Toutes les recherches confirment que l’isolement, le repli sur soi, et la perte de l’estime de son rôle dans la société, sont des facteurs péjoratifs pour le maintien des capacités intellectuelles maximales. Les liens familiaux, amicaux, associatifs ou spirituels sont des occasions d’exprimer ses idées, ses sentiments ou ses croyances. Ils entretiennent l’optimisme, dont une étude néerlandaise a montré qu’il réduisait de 40% la mortalité cardiovasculaire, par rapport à celle des sujets pessimistes. “Ceux qui se projettent dans l’avenir” ou ”qui ont encore beaucoup à attendre de la vie” vivront en meilleure santé. Les gouvernements doivent favoriser les associations de rencontres sportives, festives ou de soutien psychologique, pour lutter contre les tendances dépressives, fréquentes dans la population générale.

 

A : Activité physique

Il ne faut pas se tromper sur la capacité de se maintenir en forme physique, sans un entretien régulier. Toutes les occasions de “bouger” sont à saisir : prendre l’escalier plutôt que l’ascenseur, descendre une station avant sa destination et finir son trajet à pied, faire de la gymnastique dans sa salle de bain ou dans un jardin public (en dehors des jours de pollution atmosphérique qui contre-indique l’exercice de plein air), etc.

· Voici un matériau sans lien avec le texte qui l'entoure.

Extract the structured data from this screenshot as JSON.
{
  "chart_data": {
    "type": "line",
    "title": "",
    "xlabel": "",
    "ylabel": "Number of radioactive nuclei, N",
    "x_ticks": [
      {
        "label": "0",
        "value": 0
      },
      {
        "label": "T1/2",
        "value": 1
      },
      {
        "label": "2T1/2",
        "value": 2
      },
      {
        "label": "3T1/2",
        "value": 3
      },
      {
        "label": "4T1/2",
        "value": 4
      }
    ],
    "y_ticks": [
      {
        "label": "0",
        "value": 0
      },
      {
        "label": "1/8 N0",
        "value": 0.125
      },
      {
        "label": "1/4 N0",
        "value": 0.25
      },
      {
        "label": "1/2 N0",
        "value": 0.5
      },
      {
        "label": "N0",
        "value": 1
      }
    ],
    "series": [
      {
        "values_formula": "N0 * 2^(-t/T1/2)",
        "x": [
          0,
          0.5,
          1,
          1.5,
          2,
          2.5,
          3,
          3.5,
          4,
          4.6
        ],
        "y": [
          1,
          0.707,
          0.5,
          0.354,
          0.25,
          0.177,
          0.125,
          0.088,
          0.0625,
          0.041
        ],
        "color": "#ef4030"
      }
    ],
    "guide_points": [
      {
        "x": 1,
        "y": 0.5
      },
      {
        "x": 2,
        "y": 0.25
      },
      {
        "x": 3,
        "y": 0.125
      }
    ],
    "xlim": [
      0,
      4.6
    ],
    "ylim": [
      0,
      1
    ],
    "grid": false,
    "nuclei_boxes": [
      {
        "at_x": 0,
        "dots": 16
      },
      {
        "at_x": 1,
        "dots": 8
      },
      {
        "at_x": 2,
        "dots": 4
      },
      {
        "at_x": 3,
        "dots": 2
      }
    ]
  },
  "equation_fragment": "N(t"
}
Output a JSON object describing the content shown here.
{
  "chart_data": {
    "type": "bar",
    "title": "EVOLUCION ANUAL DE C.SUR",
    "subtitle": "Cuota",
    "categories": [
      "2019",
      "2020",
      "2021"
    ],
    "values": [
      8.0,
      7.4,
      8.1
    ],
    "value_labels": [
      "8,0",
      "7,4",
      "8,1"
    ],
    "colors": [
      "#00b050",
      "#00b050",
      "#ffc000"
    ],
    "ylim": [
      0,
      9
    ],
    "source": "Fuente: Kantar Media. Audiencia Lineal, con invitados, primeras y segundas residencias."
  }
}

Au moins 3 heures par semaine au total suffisent à réduire la mortalité de 30% chez 250 000 sujets, de 50 à 71 ans, suivis aux USA; d’autres conclusions évoquent 3 ans de vie gagnées sans maladie chronique, grâce à 15 minutes de marche rapide par jour.

 

CONCLUSION

Rester en “ bonne santé” n’est pas automatique et demande un minimum de précautions résumées ci-dessus, qui doivent être mises en œuvre dès qu’on est adulte et raisonnable. Il est absolument certain que les systèmes de soins ne pourront pas, dans le futur, payer les progrès de la médecine et de la chirurgie, sans que les affections handicapantes ne soient repoussées, au plus tard, de l’existence des individus prévoyants. Déjà certains pays refusent de rembourser les dépenses de santé des fumeurs, des alcooliques ou des toxicomanes. La prévention devient un enjeu majeur de nos sociétés développées et vieillissantes, alors que la part de budget qui lui est consacrée reste infime. Chacun doit le comprendre et le transmettre à son entourage, sans confier ce rôle au seul corps médical, car il s’agit d’une discipline quotidienne qu’on s’impose volontairement en toute connaissance des enjeux.